Victories by the Securities and Exchange Commission of Pakistan (SECP) are few and far between when it comes to capital markets. When they end up with a win in their column, it’s cause for celebration. Even if it comes 24 years after the original order was issued.

This is exactly what happened earlier this month, when the International Humanitarian Committee issued its ruling on the long-awaited resolution. In 2000, the Securities and Exchange Commission issued a ruling regarding stocks sold by a particular stock broker. What exactly is the ruling and what are the details of the case in relation to the ruling? In order to understand this, we have to know how the stock market in Pakistan functioned 24 years ago.

Back in the day…

In order to understand what happened, we must go back in time. In the 1990s and early 2000s, Pakistan’s capital markets were like the Wild West. There were few rules and regulations, and there was a caustic attitude towards having a formal method of trading. Brokers were not authorized to ask about a client’s source of funding, trading could be executed without any type of consolidated account opening, and brokers often held the shares rather than delivering them to clients.

Much of this has changed since then.

Accounts are opened only after carrying out a comprehensive Know Your Customer (KYC) procedure. Brokers need to register orders placed by a client with them and clients’ shares are deposited with the Central Depository Corporation (CDC) once they are bought or sold. Clients are informed of any movement in these stocks on that day, and in case they feel something untoward is happening, they can report this discrepancy to the relevant authorities.
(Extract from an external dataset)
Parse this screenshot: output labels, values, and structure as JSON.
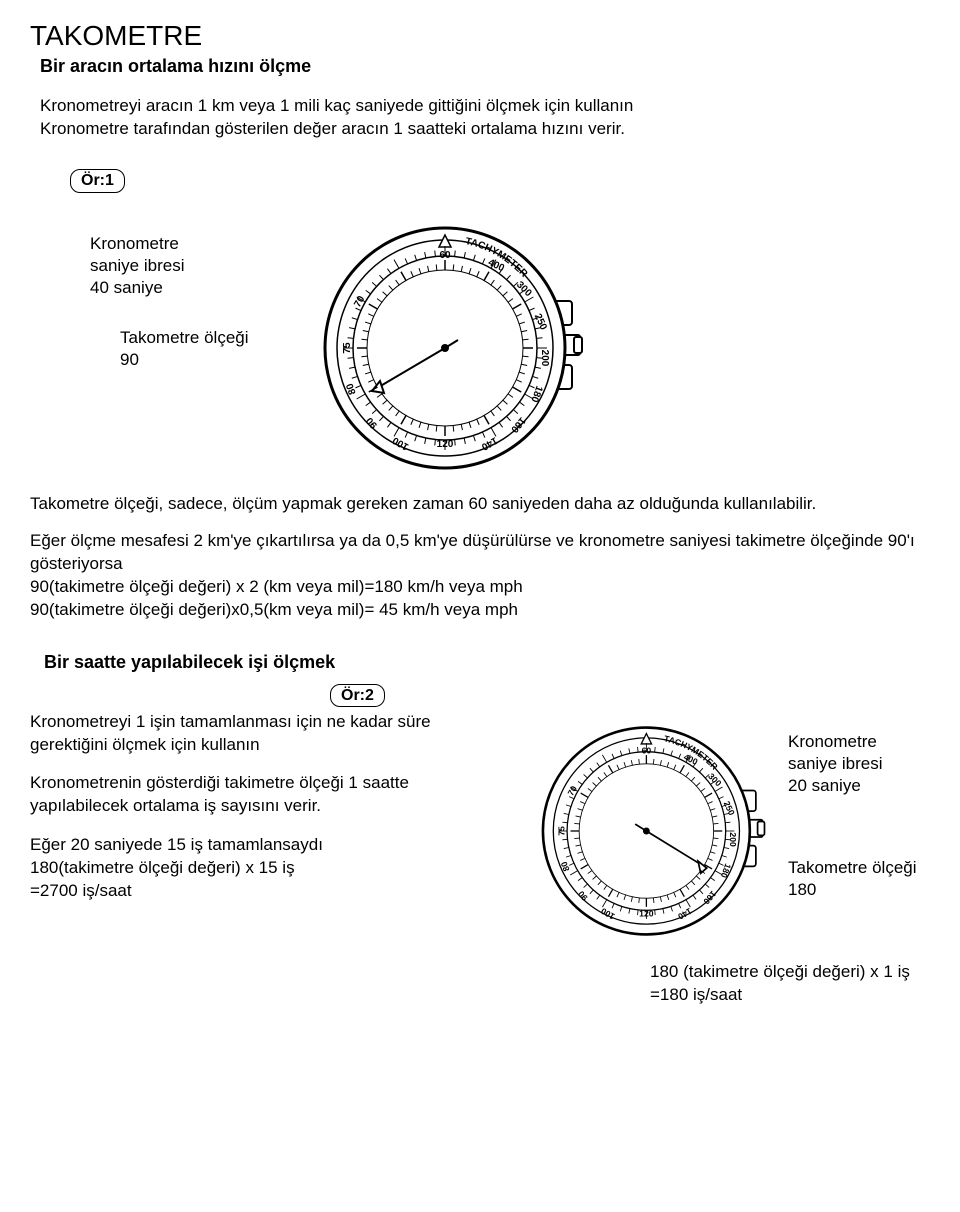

Back in the early 2000s, none of these systems existed. In order to place an order with a broker, a client must contact his agent and place a trade with him. These agents are people who are appointed by the brokerage company and act as a liaison between the company and the client. The client will contact the agent and ask him to place a trade. Any trust the client had in the brokerage firm was based on their relationship with the agent and the agent would be the only point of contact. Since the controls were not strict, the agent could purchase shares for the client and place them in his own account instead of assigning him to deposit them into the client’s account. This is where the story of this case begins.

The issue in question

Our story begins in the year 2000 when a client named Abdul Wahab Memon was trading through Siddiq Moti’s financial brokerage company. Memon had a system in which he bought shares for himself through a man named Nadeem Hussain. Nadeem Hussain would take the money from Memon and then buy the shares on his behalf. Since Nadeem Hussain was the man who was in contact with the brokerage firm, he was considered the de facto authority regarding the investments made by Memon. Hussein did not contact the brokerage company or Moti himself. The way things work on the stock exchange is that the broker appoints agents who are the single point of contact between the client and the broker. They act as a link between the two parties. Often times, a client’s trust in a broker depends on his or her relationship with the agent and not on the owner of the brokerage firm. The agent in this case was called Junaid Ali.